By Civil Service World

19 Aug 2010

Wales is set to win greater powers to legislate if the Welsh people vote ‘yes’ in a forthcoming referendum, reports Ian Pickering


There is one key priority for the Wales Office over the coming year: devolution. A referendum on further Welsh devolution that would give more powers to the National Assembly for Wales forms part of the Cabinet Office’s structural reform plan on political reform, which maintains that the UK needs a less powerful central government and more power and accountability at local level. It is the role of the Wales Office – with the Welsh Assembly Government – to organise the referendum by the end of March 2011 and, subject to the result, to oversee the subsequent devolution.

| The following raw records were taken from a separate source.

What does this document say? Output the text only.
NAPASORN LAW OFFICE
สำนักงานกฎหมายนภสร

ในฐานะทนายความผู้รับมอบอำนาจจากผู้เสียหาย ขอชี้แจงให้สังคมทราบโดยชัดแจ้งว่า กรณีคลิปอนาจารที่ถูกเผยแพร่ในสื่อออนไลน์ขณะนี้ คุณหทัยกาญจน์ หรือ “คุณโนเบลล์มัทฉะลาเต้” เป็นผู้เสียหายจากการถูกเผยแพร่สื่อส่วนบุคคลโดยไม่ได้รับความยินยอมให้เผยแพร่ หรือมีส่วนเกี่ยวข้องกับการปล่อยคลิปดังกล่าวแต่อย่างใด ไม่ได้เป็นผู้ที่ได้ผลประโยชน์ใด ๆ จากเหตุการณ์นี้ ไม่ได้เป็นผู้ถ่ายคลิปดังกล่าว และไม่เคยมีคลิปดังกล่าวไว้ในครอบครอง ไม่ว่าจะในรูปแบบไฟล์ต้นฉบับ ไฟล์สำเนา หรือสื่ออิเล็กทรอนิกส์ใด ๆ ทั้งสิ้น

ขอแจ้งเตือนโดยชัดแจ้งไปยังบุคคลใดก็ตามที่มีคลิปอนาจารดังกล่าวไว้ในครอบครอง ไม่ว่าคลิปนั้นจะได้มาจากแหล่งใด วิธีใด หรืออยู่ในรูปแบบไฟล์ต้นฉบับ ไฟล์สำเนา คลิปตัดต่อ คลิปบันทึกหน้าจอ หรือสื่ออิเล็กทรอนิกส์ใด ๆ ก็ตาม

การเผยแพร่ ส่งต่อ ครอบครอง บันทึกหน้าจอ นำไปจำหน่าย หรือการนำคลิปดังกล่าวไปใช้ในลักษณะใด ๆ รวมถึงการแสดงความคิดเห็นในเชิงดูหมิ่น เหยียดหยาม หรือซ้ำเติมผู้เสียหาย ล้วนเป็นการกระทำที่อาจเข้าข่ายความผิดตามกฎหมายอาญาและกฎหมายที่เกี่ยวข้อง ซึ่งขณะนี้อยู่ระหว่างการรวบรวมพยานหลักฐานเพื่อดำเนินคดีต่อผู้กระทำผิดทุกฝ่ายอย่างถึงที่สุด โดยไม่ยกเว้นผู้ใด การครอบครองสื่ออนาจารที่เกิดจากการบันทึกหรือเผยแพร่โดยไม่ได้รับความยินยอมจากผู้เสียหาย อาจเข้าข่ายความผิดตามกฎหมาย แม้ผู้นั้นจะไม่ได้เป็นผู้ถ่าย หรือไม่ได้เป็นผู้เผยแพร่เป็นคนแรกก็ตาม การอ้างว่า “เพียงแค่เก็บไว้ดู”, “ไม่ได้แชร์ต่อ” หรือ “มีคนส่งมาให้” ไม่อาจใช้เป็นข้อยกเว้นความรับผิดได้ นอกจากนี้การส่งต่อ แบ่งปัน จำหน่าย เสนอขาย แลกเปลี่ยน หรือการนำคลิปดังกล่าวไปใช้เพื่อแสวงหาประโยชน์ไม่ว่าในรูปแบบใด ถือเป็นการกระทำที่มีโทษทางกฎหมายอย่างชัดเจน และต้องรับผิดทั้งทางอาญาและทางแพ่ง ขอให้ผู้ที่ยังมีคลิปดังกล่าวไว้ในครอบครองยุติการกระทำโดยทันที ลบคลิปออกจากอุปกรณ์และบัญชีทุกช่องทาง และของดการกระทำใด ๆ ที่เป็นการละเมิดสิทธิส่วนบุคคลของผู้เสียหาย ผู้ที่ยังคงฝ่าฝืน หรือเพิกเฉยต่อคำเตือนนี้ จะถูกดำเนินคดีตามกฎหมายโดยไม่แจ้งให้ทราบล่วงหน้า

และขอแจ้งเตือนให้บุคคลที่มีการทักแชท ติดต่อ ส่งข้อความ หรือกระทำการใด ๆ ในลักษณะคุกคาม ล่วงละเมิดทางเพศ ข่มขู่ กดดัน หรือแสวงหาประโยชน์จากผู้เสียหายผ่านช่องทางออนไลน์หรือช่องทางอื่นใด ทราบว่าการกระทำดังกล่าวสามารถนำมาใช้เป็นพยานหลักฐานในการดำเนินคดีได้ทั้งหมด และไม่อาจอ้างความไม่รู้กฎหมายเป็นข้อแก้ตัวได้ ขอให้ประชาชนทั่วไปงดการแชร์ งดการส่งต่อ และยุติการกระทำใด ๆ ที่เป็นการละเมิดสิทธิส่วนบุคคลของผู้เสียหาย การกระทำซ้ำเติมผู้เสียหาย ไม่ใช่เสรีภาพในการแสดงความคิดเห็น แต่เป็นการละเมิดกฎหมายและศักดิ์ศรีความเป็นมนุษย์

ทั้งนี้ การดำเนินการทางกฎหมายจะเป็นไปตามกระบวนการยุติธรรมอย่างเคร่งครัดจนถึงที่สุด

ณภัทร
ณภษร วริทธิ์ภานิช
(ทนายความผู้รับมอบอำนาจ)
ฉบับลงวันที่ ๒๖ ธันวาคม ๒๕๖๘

There are currently 20 broad policy areas where, each time the Assembly wishes to pass a law, it must obtain what is known as a Legislative Competence Order (LCO) from the UK Parliament. The referendum will ask the people of Wales whether they want to give the Assembly full law-making powers in these areas: a ‘yes’ vote would result in all those potential powers being transferred, enabling the Assembly to pass laws in future without permission from Westminster.

In February, the Welsh Assembly voted unanimously in favour of a referendum. Secretary of State for Wales Cheryl Gillan now has to lay an order before both Houses of Parliament before the question can be put to the Welsh people. A positive response seems likely: a BBC Cymru poll published in March suggested the result would be a clear ‘yes’ vote, with 56 per cent in favour of the proposal.

The ministerial team

Born and bred in Wales – though she has represented the home counties constituency of Chesham and Amersham since 1992 – secretary of state Cheryl Gillan is a strong advocate of further devolution for the Welsh Assembly. A former marketing professional, working for Ernst & Young and Kidsons Impey, she has held the Wales brief since 2005. And she continues to spar with former Wales Office secretary of state Peter Hain, who retains his brief in opposition: Gillan has described Hain’s work towards a devolution referendum as “unfinished business”.

Gillan’s parliamentary under-secretary of state is David Jones: a Londoner by birth, but a Welshman by lineage and upbringing. A solicitor by profession, Jones stood for Parliament twice – in Conwy in 1997 and Chester in 2001 – before winning in Clwyd West in 2005. He was a member of the Welsh Assembly from 2002 to 2003, and has held a seat on the Welsh affairs select committee.